Part of the reason we’ll see this implementation of AVS be initially more popular is because it doesn’t require a review from Amazon in order to deploy to products on the market. Only once there’s a handsfree trigger does Amazon require this.
There are two primary modes when it comes to push-to-talk:
- Press, release, then speak.
- Push, hold, speak, then release.
In the former, the implementations typically will play a beep to indicate that the device is listening and then when there’s an end of speech detected, another acknowledgement will sound, followed by the response. This implementation, especially when there is background noise, can be prone to listening for large periods of time, hoping to detect a quiet period to determine the end of speech.

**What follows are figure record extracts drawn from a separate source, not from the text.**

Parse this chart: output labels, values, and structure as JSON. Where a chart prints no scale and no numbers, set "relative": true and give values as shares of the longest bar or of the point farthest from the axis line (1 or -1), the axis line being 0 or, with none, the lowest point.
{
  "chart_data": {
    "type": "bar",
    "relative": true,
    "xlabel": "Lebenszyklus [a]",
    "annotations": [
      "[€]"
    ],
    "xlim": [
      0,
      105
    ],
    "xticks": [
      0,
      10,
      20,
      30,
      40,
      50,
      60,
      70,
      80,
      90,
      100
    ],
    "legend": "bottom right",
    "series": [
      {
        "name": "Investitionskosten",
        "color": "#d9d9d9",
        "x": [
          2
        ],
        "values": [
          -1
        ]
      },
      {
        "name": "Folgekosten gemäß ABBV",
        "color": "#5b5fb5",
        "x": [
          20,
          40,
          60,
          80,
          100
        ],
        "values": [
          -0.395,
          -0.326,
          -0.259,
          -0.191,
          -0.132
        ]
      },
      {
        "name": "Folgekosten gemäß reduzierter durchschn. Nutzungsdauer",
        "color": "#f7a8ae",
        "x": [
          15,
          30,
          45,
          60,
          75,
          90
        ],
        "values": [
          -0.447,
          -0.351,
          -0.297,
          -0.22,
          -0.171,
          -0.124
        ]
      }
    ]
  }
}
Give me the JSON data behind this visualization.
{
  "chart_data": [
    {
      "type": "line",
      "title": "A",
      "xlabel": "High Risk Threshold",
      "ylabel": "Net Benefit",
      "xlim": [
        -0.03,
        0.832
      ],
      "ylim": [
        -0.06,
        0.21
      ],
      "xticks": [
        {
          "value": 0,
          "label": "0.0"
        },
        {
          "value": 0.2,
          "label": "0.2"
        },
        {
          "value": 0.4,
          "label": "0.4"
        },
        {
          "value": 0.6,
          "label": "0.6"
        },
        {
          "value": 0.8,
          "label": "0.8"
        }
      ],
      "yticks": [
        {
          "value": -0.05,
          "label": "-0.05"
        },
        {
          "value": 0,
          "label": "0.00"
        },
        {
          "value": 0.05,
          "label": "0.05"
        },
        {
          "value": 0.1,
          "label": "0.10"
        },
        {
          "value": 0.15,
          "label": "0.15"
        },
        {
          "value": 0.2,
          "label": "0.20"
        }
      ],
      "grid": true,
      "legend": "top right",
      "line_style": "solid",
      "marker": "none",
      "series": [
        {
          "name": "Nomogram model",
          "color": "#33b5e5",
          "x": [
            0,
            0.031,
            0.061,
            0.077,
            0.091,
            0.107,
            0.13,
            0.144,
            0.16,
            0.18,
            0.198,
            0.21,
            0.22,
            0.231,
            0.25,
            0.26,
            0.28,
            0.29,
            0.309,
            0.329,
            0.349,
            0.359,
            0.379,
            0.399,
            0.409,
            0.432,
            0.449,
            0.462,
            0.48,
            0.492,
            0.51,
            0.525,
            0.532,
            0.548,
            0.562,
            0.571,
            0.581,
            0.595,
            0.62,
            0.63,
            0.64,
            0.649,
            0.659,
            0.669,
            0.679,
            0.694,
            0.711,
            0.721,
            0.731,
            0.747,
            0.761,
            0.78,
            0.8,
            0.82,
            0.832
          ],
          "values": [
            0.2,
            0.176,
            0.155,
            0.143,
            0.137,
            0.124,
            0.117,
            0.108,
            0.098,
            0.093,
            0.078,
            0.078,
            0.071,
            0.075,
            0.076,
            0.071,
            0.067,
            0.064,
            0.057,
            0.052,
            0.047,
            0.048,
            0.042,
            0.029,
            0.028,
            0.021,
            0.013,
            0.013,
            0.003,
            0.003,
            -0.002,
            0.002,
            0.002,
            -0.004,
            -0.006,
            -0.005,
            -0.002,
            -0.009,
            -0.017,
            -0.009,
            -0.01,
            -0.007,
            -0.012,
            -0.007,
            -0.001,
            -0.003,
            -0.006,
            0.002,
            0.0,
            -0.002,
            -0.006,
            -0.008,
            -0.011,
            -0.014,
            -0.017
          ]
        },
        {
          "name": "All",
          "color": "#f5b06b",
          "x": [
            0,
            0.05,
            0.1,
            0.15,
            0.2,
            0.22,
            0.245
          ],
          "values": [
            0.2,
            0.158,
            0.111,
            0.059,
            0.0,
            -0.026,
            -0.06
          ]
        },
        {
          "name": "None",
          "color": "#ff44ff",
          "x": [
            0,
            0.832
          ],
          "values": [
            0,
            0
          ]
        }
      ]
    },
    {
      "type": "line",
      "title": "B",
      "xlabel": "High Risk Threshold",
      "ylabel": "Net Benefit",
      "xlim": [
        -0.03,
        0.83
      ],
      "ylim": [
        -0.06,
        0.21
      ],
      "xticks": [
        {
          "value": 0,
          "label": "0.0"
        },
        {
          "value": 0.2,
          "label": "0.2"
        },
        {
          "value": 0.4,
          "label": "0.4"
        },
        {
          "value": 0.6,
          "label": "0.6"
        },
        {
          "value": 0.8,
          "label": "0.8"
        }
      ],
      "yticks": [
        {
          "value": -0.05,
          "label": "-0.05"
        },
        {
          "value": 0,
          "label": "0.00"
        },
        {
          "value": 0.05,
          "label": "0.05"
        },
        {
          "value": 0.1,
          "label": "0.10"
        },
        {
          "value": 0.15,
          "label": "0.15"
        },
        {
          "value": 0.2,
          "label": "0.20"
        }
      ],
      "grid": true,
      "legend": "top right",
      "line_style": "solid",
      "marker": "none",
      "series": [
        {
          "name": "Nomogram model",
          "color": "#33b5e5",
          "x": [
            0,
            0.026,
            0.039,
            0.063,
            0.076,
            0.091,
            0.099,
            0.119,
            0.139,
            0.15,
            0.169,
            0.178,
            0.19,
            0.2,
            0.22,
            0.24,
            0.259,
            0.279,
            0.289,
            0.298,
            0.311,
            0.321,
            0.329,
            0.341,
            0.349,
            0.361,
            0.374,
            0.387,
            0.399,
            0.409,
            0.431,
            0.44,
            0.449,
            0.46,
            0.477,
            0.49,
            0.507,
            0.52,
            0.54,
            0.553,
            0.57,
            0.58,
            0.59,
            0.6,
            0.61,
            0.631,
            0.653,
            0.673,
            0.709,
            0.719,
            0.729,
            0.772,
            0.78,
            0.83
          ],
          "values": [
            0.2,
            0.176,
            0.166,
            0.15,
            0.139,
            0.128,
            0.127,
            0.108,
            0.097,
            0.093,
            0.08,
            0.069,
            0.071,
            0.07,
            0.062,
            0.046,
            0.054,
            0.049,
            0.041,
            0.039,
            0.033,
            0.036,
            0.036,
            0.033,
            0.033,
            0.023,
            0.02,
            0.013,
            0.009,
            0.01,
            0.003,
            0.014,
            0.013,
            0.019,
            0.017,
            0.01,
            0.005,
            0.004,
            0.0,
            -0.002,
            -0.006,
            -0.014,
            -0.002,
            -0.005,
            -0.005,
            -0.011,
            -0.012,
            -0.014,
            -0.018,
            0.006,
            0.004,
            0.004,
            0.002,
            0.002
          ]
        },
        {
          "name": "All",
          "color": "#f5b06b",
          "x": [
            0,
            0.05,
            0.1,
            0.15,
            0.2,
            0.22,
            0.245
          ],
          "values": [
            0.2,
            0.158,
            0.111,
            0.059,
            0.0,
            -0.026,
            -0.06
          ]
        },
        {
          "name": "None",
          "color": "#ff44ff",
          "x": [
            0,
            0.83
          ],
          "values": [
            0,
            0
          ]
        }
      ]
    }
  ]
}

For the latter, the benefit is that there’s no chance of the speech endpointing missing the end of speech beign detected. The downside is that the user needs to hold down the button while speaking. However, this could also be spun in a positive way — it means that the user must continue to be within arms reach in order to speak to the device.
Personally, I prefer the latter but it ultimately depends on the interface. If the device uses a soft button (one that doesn’t depress significantly when pushed), then the user is more likely to press the speak button once and then release. However, if the device has a physical button with a lot of movement thatis spring loaded, then it makes sense to have a push and hold type of interaction, similar to a CB radio.
Over and out!